En treinta minutos que se sintieron como tres horas de cirugía sin anestesia, Carmen había ejecutado una transformación que habría impresionado a Kafka y aterrorizado a mi yo de hace una semana.
Vaqueros. Vaqueros. No había usado vaqueros desde que tenía dieciséis años y decidí que la mezclilla era "demasiado informal para una seria aspirante a magistrada". Estos eran oscuros, ajustados, y abrazaban curvas que normalmente escondía bajo faldas tubo y pantalones de vestir de corte recto. Curvas que, aparentemente, existían.
Una camiseta de una banda cuyo nombre reconocía solo de oídas, ahora posaba en mi torso. Carmen la había rescatado de su propio arsenal de prendas con historial.. Era suave por el uso, cómoda de una manera que mi ropa nunca era, y me quedaba lo suficientemente justa para sugerir que había una persona real debajo.

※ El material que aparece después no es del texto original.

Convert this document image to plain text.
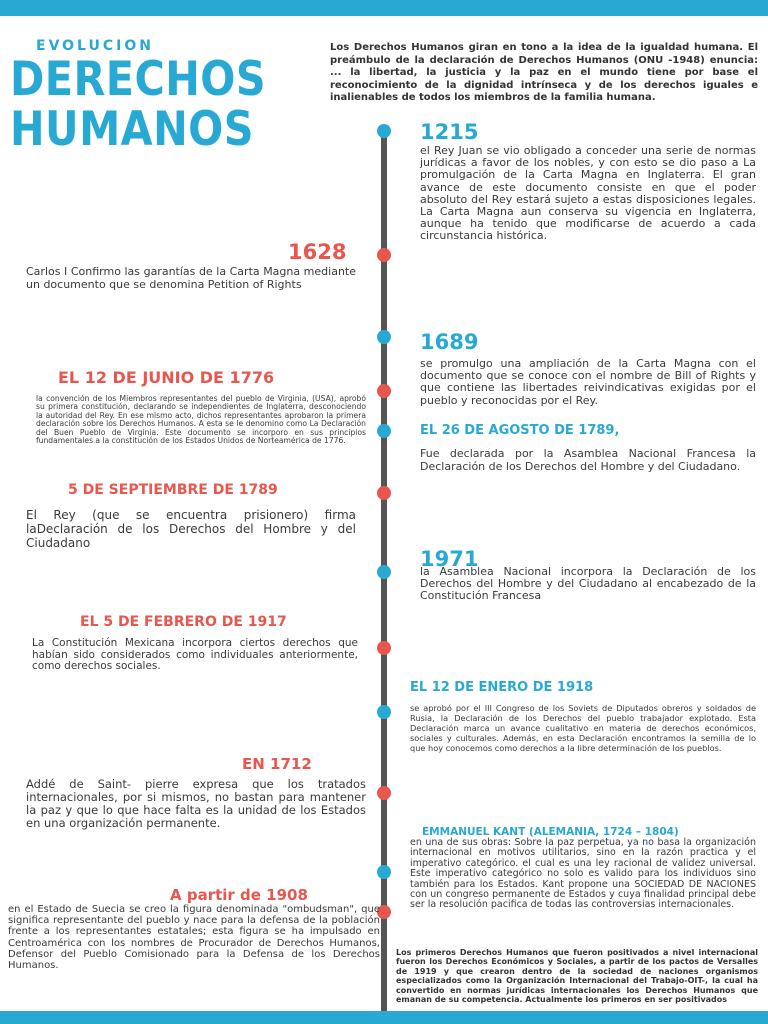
EVOLUCION
DERECHOS
HUMANOS
Los Derechos Humanos giran en tono a la idea de la igualdad humana. El preámbulo de la declaración de Derechos Humanos (ONU -1948) enuncia: ... la libertad, la justicia y la paz en el mundo tiene por base el reconocimiento de la dignidad intrínseca y de los derechos iguales e inalienables de todos los miembros de la familia humana.
1215
el Rey Juan se vio obligado a conceder una serie de normas jurídicas a favor de los nobles, y con esto se dio paso a La promulgación de la Carta Magna en Inglaterra. El gran avance de este documento consiste en que el poder absoluto del Rey estará sujeto a estas disposiciones legales. La Carta Magna aun conserva su vigencia en Inglaterra, aunque ha tenido que modificarse de acuerdo a cada circunstancia histórica.
1628
Carlos I Confirmo las garantías de la Carta Magna mediante un documento que se denomina Petition of Rights
1689
se promulgo una ampliación de la Carta Magna con el documento que se conoce con el nombre de Bill of Rights y que contiene las libertades reivindicativas exigidas por el pueblo y reconocidas por el Rey.
EL 12 DE JUNIO DE 1776
la convención de los Miembros representantes del pueblo de Virginia, (USA), aprobó su primera constitución, declarando se independientes de Inglaterra, desconociendo la autoridad del Rey. En ese mismo acto, dichos representantes aprobaron la primera declaración sobre los Derechos Humanos. A esta se le denomino como La Declaración del Buen Pueblo de Virginia. Este documento se incorporo en sus principios fundamentales a la constitución de los Estados Unidos de Norteamérica de 1776.
EL 26 DE AGOSTO DE 1789,
Fue declarada por la Asamblea Nacional Francesa la Declaración de los Derechos del Hombre y del Ciudadano.
5 DE SEPTIEMBRE DE 1789
El Rey (que se encuentra prisionero) firma laDeclaración de los Derechos del Hombre y del Ciudadano
1971
la Asamblea Nacional incorpora la Declaración de los Derechos del Hombre y del Ciudadano al encabezado de la Constitución Francesa
EL 5 DE FEBRERO DE 1917
La Constitución Mexicana incorpora ciertos derechos que habían sido considerados como individuales anteriormente, como derechos sociales.
EL 12 DE ENERO DE 1918
se aprobó por el III Congreso de los Soviets de Diputados obreros y soldados de Rusia, la Declaración de los Derechos del pueblo trabajador explotado. Esta Declaración marca un avance cualitativo en materia de derechos económicos, sociales y culturales. Además, en esta Declaración encontramos la semilla de lo que hoy conocemos como derechos a la libre determinación de los pueblos.
EN 1712
Addé de Saint- pierre expresa que los tratados internacionales, por si mismos, no bastan para mantener la paz y que lo que hace falta es la unidad de los Estados en una organización permanente.
EMMANUEL KANT (ALEMANIA, 1724 – 1804)
en una de sus obras: Sobre la paz perpetua, ya no basa la organización internacional en motivos utilitarios, sino en la razón practica y el imperativo categórico. el cual es una ley racional de validez universal. Este imperativo categórico no solo es valido para los individuos sino también para los Estados. Kant propone una SOCIEDAD DE NACIONES con un congreso permanente de Estados y cuya finalidad principal debe ser la resolución pacifica de todas las controversias internacionales.
A partir de 1908
en el Estado de Suecia se creo la figura denominada "ombudsman", que significa representante del pueblo y nace para la defensa de la población frente a los representantes estatales; esta figura se ha impulsado en Centroamérica con los nombres de Procurador de Derechos Humanos, Defensor del Pueblo Comisionado para la Defensa de los Derechos Humanos.
Los primeros Derechos Humanos que fueron positivados a nivel internacional fueron los Derechos Económicos y Sociales, a partir de los pactos de Versalles de 1919 y que crearon dentro de la sociedad de naciones organismos especializados como la Organización Internacional del Trabajo-OIT-, la cual ha convertido en normas jurídicas internacionales los Derechos Humanos que emanan de su competencia. Actualmente los primeros en ser positivados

Y la chaqueta de cuero negro, adquirida en un mercado de pulgas, que conservaba el aroma de las decisiones impulsivas, la libertad sin supervisión y el leve rastro de humo de la vida anterior de alguien que, sin duda, había hecho cosas más emocionantes que subrayar códigos.
—Ahora el pelo —anunció Carmen, liberando mi moño con un movimiento que sentí como liberación de rehenes.
Mi cabello cayó en ondas que no sabía que podía formar, producto de haber estado prisionero en un moño durante ocho horas. Carmen lo despeinó con sus dedos, creando lo que ella llamó "textura vivida" y yo llamé "parece que acabo de sobrevivir a un vendaval".
—Perfecto —declaró, dándome una vuelta—. Ahora pareces alguien capaz de cometer un acto de espontaneidad sin presentar primero una solicitud por triplicado.
El maquillaje vino después. No mi usual "base ligera y labial nude que apenas se nota", sino algo más atrevido: delineador que hacía que mis ojos parecieran más grandes, más oscuros, más capaces de secretos. Rímel en dos capas porque "una es para amateurs". Un labial que Carmen llamó "rojo cereza" y yo llamé "evidencia de intenciones cuestionables".
—Ahora —dijo, aplicándome la última capa con la precisión de quien firma una sentencia—, repite después de mí: "No voy a mencionar ni un solo artículo del código civil esta noche."
—Pero... —empecé, mi cerebro ya compilando una lista de situaciones donde un conocimiento profundo del derecho civil podría ser relevante en un contexto social.
—Ni. Uno. Solo. —Sus ojos se entrecerraron—.—Roxana, si esta noche se te escapa algo que suene remotamente a 'según lo establecido en el artículo...', personalmente donaré tu Código Procesal Civil anotado a la biblioteca de la cárcel local. El que tiene tus notas al margen en tres colores. No me tientes.
Era una amenaza seria. Carmen no hacía amenazas vacías.
—De acuerdo —concedí, aunque mis dedos se retorcían con ansiedad—. Ni un artículo.
—Bien —me estudió con satisfacción—. Ahora vete antes de que pierdas el valor. Y Rox —su voz se suavizó—, está bien ser un desastre. Los desastres son donde pasan las cosas interesantes.
Antes de cruzar la puerta, en un acto de pura cobardía disfrazada de previsión, me aseguré de que en mi bolso —el nuevo, de cuero, no el portadocumentos— estuviera mi salvavidas personal: un librito azul titulado “Los 100 Latinajos Jurídicos que Todo Abogado Debe Conocer”.
Mi ancla. Mi salvavidas. Mi recordatorio de quién era realmente bajo este disfraz de chica normal que usaba cuero.
Carmen lo vio. Un suspiro leve, casi de resignación, escapó de sus labios. No dijo una palabra.
Algunos anclajes, parecía decir su silencio, necesitan más que una tarde para ser soltados.